Review by Darren Gawle
Stereolab photography by Jeff Hornby
Plush inhabit a singular world, one of red shag-pile carpeting,
black naugahyde love seats and lava lamps -- in fact, Plush could
be the world's first ever indie make-out music. Debut single "Found
a Little Baby" is certainly an exquisite example of their
retro sound (take note: run your guitar through a Leslie rotary
speaker and you've got instant 1970!), but it soon becomes apparent
that Plush have found their formula and are sticking to it. Imagine
a band trying to come up with 45 minutes worth of variations on
Pink Floyd's "Breathe" and you have Plush, live. That,
and the first two songs are sloppy beyond all redemption; once
they've hit their stride, it's lovely sounding stuff, but in the
end even a change in tempo seems too much too ask Plush for.
German duo Mouse On Mars opt for the 'space-age' quotient in tonight's
agenda and get things going by making you wonder if the last time
you heard something like this was either when the furnace packed
it in or when the washing machine packed it in. Basically a continuation
of John Cage's 'anything can be music' philosophy, MOM
take their apparently home-made setup and prove that under the
right circumstances, metallic clanking can sound like an oboe.

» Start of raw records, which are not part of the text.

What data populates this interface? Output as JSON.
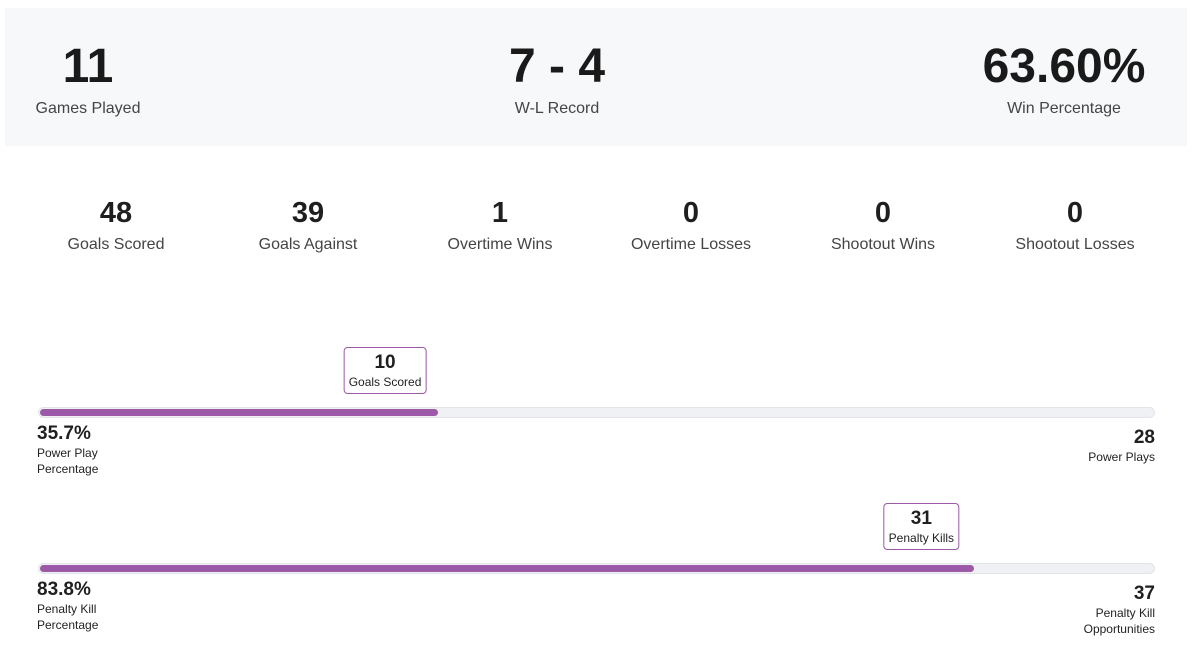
{
  "summary": [
    {
      "value": "11",
      "label": "Games Played"
    },
    {
      "value": "7 - 4",
      "label": "W-L Record"
    },
    {
      "value": "63.60%",
      "label": "Win Percentage"
    }
  ],
  "stats": [
    {
      "value": "48",
      "label": "Goals Scored"
    },
    {
      "value": "39",
      "label": "Goals Against"
    },
    {
      "value": "1",
      "label": "Overtime Wins"
    },
    {
      "value": "0",
      "label": "Overtime Losses"
    },
    {
      "value": "0",
      "label": "Shootout Wins"
    },
    {
      "value": "0",
      "label": "Shootout Losses"
    }
  ],
  "power_play": {
    "percent": 35.7,
    "percent_text": "35.7%",
    "percent_label_1": "Power Play",
    "percent_label_2": "Percentage",
    "callout_value": "10",
    "callout_label": "Goals Scored",
    "total": "28",
    "total_label_1": "Power Plays",
    "total_label_2": ""
  },
  "penalty_kill": {
    "percent": 83.8,
    "percent_text": "83.8%",
    "percent_label_1": "Penalty Kill",
    "percent_label_2": "Percentage",
    "callout_value": "31",
    "callout_label": "Penalty Kills",
    "total": "37",
    "total_label_1": "Penalty Kill",
    "total_label_2": "Opportunities"
  },
  "colors": {
    "accent": "#9b59a8",
    "panel": "#f7f8fa"
  }
}
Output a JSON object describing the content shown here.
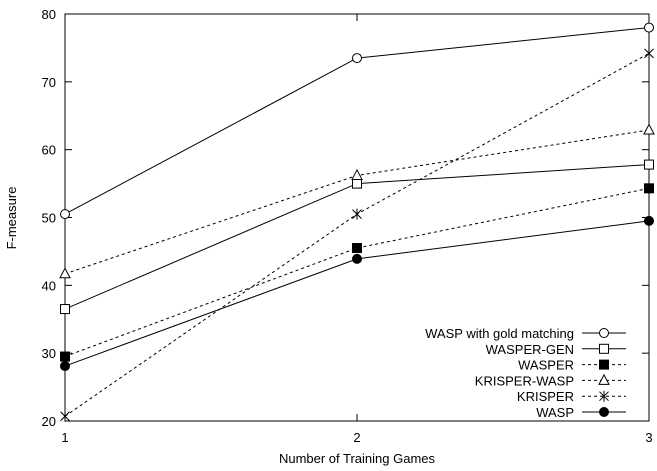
{
  "chart_data": {
    "type": "line",
    "xlabel": "Number of Training Games",
    "ylabel": "F-measure",
    "x": [
      1,
      2,
      3
    ],
    "xlim": [
      1,
      3
    ],
    "ylim": [
      20,
      80
    ],
    "xticks": [
      "1",
      "2",
      "3"
    ],
    "yticks": [
      "20",
      "30",
      "40",
      "50",
      "60",
      "70",
      "80"
    ],
    "grid": false,
    "legend_position": "bottom-right",
    "series": [
      {
        "name": "WASP with gold matching",
        "values": [
          50.5,
          73.5,
          78.0
        ],
        "marker": "circle-open",
        "dash": "solid",
        "color": "#000000"
      },
      {
        "name": "WASPER-GEN",
        "values": [
          36.5,
          55.0,
          57.8
        ],
        "marker": "square-open",
        "dash": "solid",
        "color": "#000000"
      },
      {
        "name": "WASPER",
        "values": [
          29.5,
          45.5,
          54.3
        ],
        "marker": "square-filled",
        "dash": "dashed",
        "color": "#000000"
      },
      {
        "name": "KRISPER-WASP",
        "values": [
          41.7,
          56.2,
          62.9
        ],
        "marker": "triangle-open",
        "dash": "dashed",
        "color": "#000000"
      },
      {
        "name": "KRISPER",
        "values": [
          20.7,
          50.5,
          74.2
        ],
        "marker": "star",
        "dash": "dashed",
        "color": "#000000"
      },
      {
        "name": "WASP",
        "values": [
          28.1,
          43.9,
          49.5
        ],
        "marker": "circle-filled",
        "dash": "solid",
        "color": "#000000"
      }
    ]
  }
}
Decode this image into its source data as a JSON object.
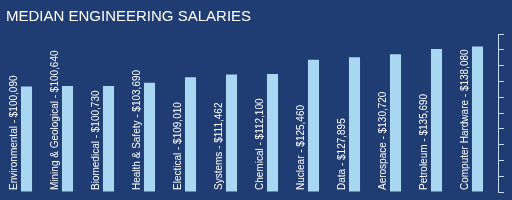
{
  "chart_data": {
    "type": "bar",
    "title": "MEDIAN ENGINEERING SALARIES",
    "categories": [
      "Environmental - $100,090",
      "Mining & Geological - $100,640",
      "Biomedical - $100,730",
      "Health & Safety - $103,690",
      "Electical - $109,010",
      "Systems - $111,462",
      "Chemical - $112,100",
      "Nuclear - $125,460",
      "Data - $127,895",
      "Aerospace - $130,720",
      "Petroleum - $135,690",
      "Computer Hardware - $138,080"
    ],
    "values": [
      100090,
      100640,
      100730,
      103690,
      109010,
      111462,
      112100,
      125460,
      127895,
      130720,
      135690,
      138080
    ],
    "color": "#a9d6f0",
    "ylim": [
      0,
      150000
    ],
    "yticks": [
      0,
      15000,
      30000,
      45000,
      60000,
      75000,
      90000,
      105000,
      120000,
      135000,
      150000
    ],
    "grid": false,
    "tick_labels": "x"
  }
}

Or a piano, maybe. And just when you're expecting things to turn
into a smorgasbord of elitist experimentalization, MOM goes and
adds a drumbeat to the whole thing, so that at least if you don't
'get' the music, you can groove along with it. Mouse On Mars'
soft-sell approach to experimental music provides hope that the
genre may not end up turning into a parody of itself the way experimental
cinema has.
Stereolab's sound is nicely bookended by tonight's opening acts
-- almost a tongue-in-cheek revue of what people in the 1960's
thought the music of the future would sound like. This would,
of course, be banal if it weren't for the Tim Gane's single-mindedness
and attention to detail. Maybe he's here to set the record straight
-- that maybe the musical philosophers were right, that
maybe music should have ended up sounding this way. Certainly
there are few enough other artists who could come up with a tune
like "Crest" -- which does nothing other than oscillate
between E and F# for six minutes while Laetitia Sadier drones
"If there's been a way to build it, there'll be a way to
destroy it / Things are not all that out of control" -- and
have it sound like the most compelling thing ever performed.

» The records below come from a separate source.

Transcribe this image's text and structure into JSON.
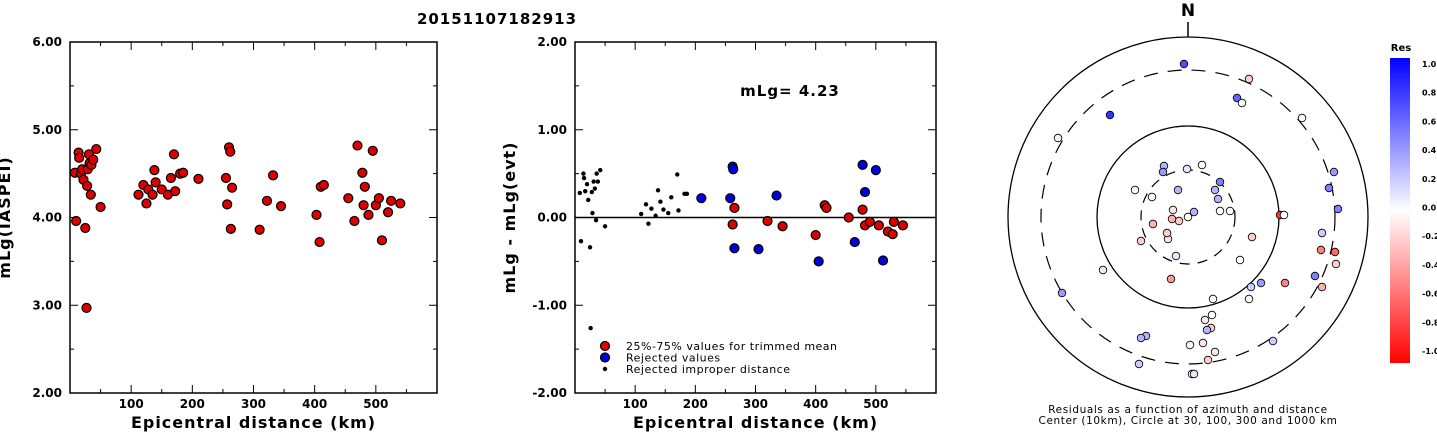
{
  "title": "20151107182913",
  "north_label": "N",
  "colorbar": {
    "title": "Res",
    "ticks": [
      "1.0",
      "0.8",
      "0.6",
      "0.4",
      "0.2",
      "0.0",
      "-0.2",
      "-0.4",
      "-0.6",
      "-0.8",
      "-1.0"
    ],
    "top_color": "#0000ff",
    "mid_color": "#ffffff",
    "bottom_color": "#ff0000"
  },
  "chart_data": [
    {
      "type": "scatter",
      "xlabel": "Epicentral distance (km)",
      "ylabel": "mLg(IASPEI)",
      "xlim": [
        0,
        600
      ],
      "ylim": [
        2.0,
        6.0
      ],
      "xticks": [
        "100",
        "200",
        "300",
        "400",
        "500"
      ],
      "yticks": [
        "2.00",
        "3.00",
        "4.00",
        "5.00",
        "6.00"
      ],
      "marker_color": "#dd0000",
      "points": [
        [
          8,
          4.51
        ],
        [
          10,
          3.96
        ],
        [
          14,
          4.74
        ],
        [
          15,
          4.68
        ],
        [
          18,
          4.5
        ],
        [
          20,
          4.55
        ],
        [
          22,
          4.43
        ],
        [
          25,
          3.88
        ],
        [
          27,
          2.97
        ],
        [
          28,
          4.36
        ],
        [
          29,
          4.55
        ],
        [
          31,
          4.72
        ],
        [
          32,
          4.62
        ],
        [
          34,
          4.26
        ],
        [
          35,
          4.6
        ],
        [
          38,
          4.66
        ],
        [
          43,
          4.78
        ],
        [
          50,
          4.12
        ],
        [
          112,
          4.26
        ],
        [
          120,
          4.37
        ],
        [
          125,
          4.16
        ],
        [
          128,
          4.32
        ],
        [
          135,
          4.26
        ],
        [
          138,
          4.54
        ],
        [
          140,
          4.4
        ],
        [
          150,
          4.32
        ],
        [
          160,
          4.26
        ],
        [
          165,
          4.45
        ],
        [
          170,
          4.72
        ],
        [
          172,
          4.3
        ],
        [
          180,
          4.5
        ],
        [
          185,
          4.51
        ],
        [
          210,
          4.44
        ],
        [
          255,
          4.45
        ],
        [
          257,
          4.15
        ],
        [
          260,
          4.8
        ],
        [
          262,
          4.75
        ],
        [
          263,
          3.87
        ],
        [
          265,
          4.34
        ],
        [
          310,
          3.86
        ],
        [
          322,
          4.19
        ],
        [
          332,
          4.48
        ],
        [
          345,
          4.13
        ],
        [
          403,
          4.03
        ],
        [
          408,
          3.72
        ],
        [
          410,
          4.35
        ],
        [
          415,
          4.37
        ],
        [
          455,
          4.22
        ],
        [
          465,
          3.96
        ],
        [
          470,
          4.82
        ],
        [
          478,
          4.51
        ],
        [
          480,
          4.14
        ],
        [
          482,
          4.35
        ],
        [
          488,
          4.03
        ],
        [
          495,
          4.76
        ],
        [
          500,
          4.14
        ],
        [
          505,
          4.22
        ],
        [
          510,
          3.74
        ],
        [
          520,
          4.06
        ],
        [
          525,
          4.19
        ],
        [
          540,
          4.16
        ]
      ]
    },
    {
      "type": "scatter",
      "xlabel": "Epicentral distance (km)",
      "ylabel": "mLg - mLg(evt)",
      "xlim": [
        0,
        600
      ],
      "ylim": [
        -2.0,
        2.0
      ],
      "xticks": [
        "100",
        "200",
        "300",
        "400",
        "500"
      ],
      "yticks": [
        "-2.00",
        "-1.00",
        "0.00",
        "1.00",
        "2.00"
      ],
      "annotation": "mLg= 4.23",
      "zero_line": true,
      "legend": [
        {
          "label": "25%-75% values for trimmed mean",
          "color": "#dd0000",
          "marker": "circle"
        },
        {
          "label": "Rejected values",
          "color": "#0000dd",
          "marker": "circle"
        },
        {
          "label": "Rejected improper distance",
          "color": "#000000",
          "marker": "dot"
        }
      ],
      "series": [
        {
          "name": "25%-75% values for trimmed mean",
          "color": "#dd0000",
          "points": [
            [
              262,
              -0.08
            ],
            [
              265,
              0.11
            ],
            [
              320,
              -0.04
            ],
            [
              345,
              -0.1
            ],
            [
              400,
              -0.2
            ],
            [
              415,
              0.14
            ],
            [
              418,
              0.11
            ],
            [
              455,
              0.0
            ],
            [
              478,
              0.09
            ],
            [
              482,
              -0.09
            ],
            [
              490,
              -0.05
            ],
            [
              505,
              -0.09
            ],
            [
              520,
              -0.16
            ],
            [
              528,
              -0.19
            ],
            [
              530,
              -0.05
            ],
            [
              545,
              -0.09
            ]
          ]
        },
        {
          "name": "Rejected values",
          "color": "#0000dd",
          "points": [
            [
              210,
              0.22
            ],
            [
              258,
              0.22
            ],
            [
              262,
              0.58
            ],
            [
              263,
              0.55
            ],
            [
              265,
              -0.35
            ],
            [
              305,
              -0.36
            ],
            [
              335,
              0.25
            ],
            [
              405,
              -0.5
            ],
            [
              465,
              -0.28
            ],
            [
              478,
              0.6
            ],
            [
              482,
              0.29
            ],
            [
              500,
              0.54
            ],
            [
              512,
              -0.49
            ]
          ]
        },
        {
          "name": "Rejected improper distance",
          "color": "#000000",
          "points": [
            [
              8,
              0.28
            ],
            [
              10,
              -0.27
            ],
            [
              14,
              0.5
            ],
            [
              15,
              0.45
            ],
            [
              17,
              0.3
            ],
            [
              20,
              0.38
            ],
            [
              22,
              0.2
            ],
            [
              25,
              -0.34
            ],
            [
              26,
              -1.26
            ],
            [
              28,
              0.29
            ],
            [
              29,
              0.05
            ],
            [
              31,
              0.41
            ],
            [
              33,
              0.33
            ],
            [
              35,
              -0.03
            ],
            [
              36,
              0.5
            ],
            [
              38,
              0.41
            ],
            [
              42,
              0.54
            ],
            [
              50,
              -0.1
            ],
            [
              110,
              0.04
            ],
            [
              118,
              0.15
            ],
            [
              122,
              -0.07
            ],
            [
              127,
              0.1
            ],
            [
              134,
              0.02
            ],
            [
              138,
              0.31
            ],
            [
              142,
              0.18
            ],
            [
              147,
              0.09
            ],
            [
              155,
              0.05
            ],
            [
              160,
              0.23
            ],
            [
              170,
              0.49
            ],
            [
              172,
              0.08
            ],
            [
              182,
              0.27
            ],
            [
              186,
              0.27
            ]
          ]
        }
      ]
    },
    {
      "type": "scatter",
      "subtype": "polar",
      "caption": "Residuals as a function of azimuth and distance",
      "caption2": "Center (10km), Circle at 30, 100, 300 and 1000 km",
      "points_res": [
        [
          0.7,
          0.5
        ],
        [
          -0.2,
          0.8
        ],
        [
          0.8,
          0.4
        ],
        [
          0.6,
          0.5
        ],
        [
          -0.05,
          0.05
        ],
        [
          0.0,
          0.5
        ],
        [
          0.0,
          0.45
        ],
        [
          0.4,
          0.5
        ],
        [
          0.5,
          0.5
        ],
        [
          0.5,
          0.6
        ],
        [
          -0.8,
          0.6
        ],
        [
          0.3,
          0.3
        ],
        [
          0.4,
          0.4
        ],
        [
          0.1,
          0.3
        ],
        [
          0.5,
          0.5
        ],
        [
          0.3,
          0.3
        ],
        [
          0.0,
          0.0
        ],
        [
          0.3,
          0.35
        ],
        [
          -0.2,
          0.3
        ],
        [
          0.3,
          0.4
        ],
        [
          -0.3,
          0.4
        ],
        [
          -0.3,
          0.2
        ],
        [
          0.0,
          0.0
        ],
        [
          0.0,
          0.4
        ],
        [
          -0.2,
          0.1
        ],
        [
          0.2,
          0.4
        ],
        [
          -0.5,
          0.55
        ],
        [
          -0.6,
          0.55
        ],
        [
          -0.2,
          0.2
        ],
        [
          -0.1,
          0.2
        ],
        [
          -0.1,
          0.2
        ],
        [
          -0.4,
          0.4
        ],
        [
          -0.3,
          0.4
        ],
        [
          -0.5,
          0.5
        ],
        [
          -0.2,
          0.15
        ],
        [
          0.0,
          0.0
        ],
        [
          0.0,
          0.1
        ],
        [
          0.0,
          0.2
        ],
        [
          0.4,
          0.2
        ],
        [
          0.5,
          0.2
        ],
        [
          0.2,
          0.1
        ],
        [
          0.2,
          0.2
        ],
        [
          0.4,
          0.4
        ],
        [
          0.3,
          0.3
        ],
        [
          0.3,
          0.3
        ],
        [
          0.0,
          0.1
        ],
        [
          -0.1,
          0.1
        ],
        [
          -0.2,
          0.2
        ],
        [
          0.0,
          0.1
        ],
        [
          -0.1,
          0.1
        ],
        [
          0.3,
          0.3
        ],
        [
          -0.1,
          0.1
        ],
        [
          -0.2,
          0.1
        ],
        [
          0.0,
          0.2
        ],
        [
          0.2,
          0.1
        ],
        [
          0.1,
          0.2
        ],
        [
          0.0,
          0.0
        ],
        [
          0.0,
          0.1
        ],
        [
          -0.1,
          0.2
        ],
        [
          0.1,
          0.1
        ],
        [
          0.0,
          0.0
        ],
        [
          -0.2,
          0.2
        ],
        [
          0.3,
          0.3
        ],
        [
          0.0,
          0.0
        ]
      ]
    }
  ]
}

Starting with an un-phased version of "Diagonals" from
new release Dots and Loops, Stereolab sets the tone for
an evening of their music which veers from songs which make you
wish they'd packed a few extra samplers along for the tour (without
its brass track, "Percolator" sounds merely average
alongside Stereolab's other material) to songs which exude enough
hypnotic intensity to last a lifetime ("Metronomic Underground"
segues into a particularly nasty "Sadistic"). Then,
of course, there's the sleighbell extravaganza that is "The
Flower Called Nowhere" and you're reminded that there's just
over thirty shopping days until Christmas. Stereolab, you are
cynical tools of the retail industry -- J'accuse!
The show winds to a close with Mouse On Mars and Stereolab treating us to a protracted jam session. The surprise here is that, considering the High Llamas have finished their set but a few blocks away at the Starfish Room, frequent Stereolab collaborator Sean O'Hagan doesn't join in on this ersatz supergroup. No matter; Stereolab are masters at creating enough of a vibe to render any extra embellishments pointless -- there's not many bands this reticent (Tim Gane's stage antics are reserved to nodding his head vaguely with his eyes closed) who can still produce a show of this calibre.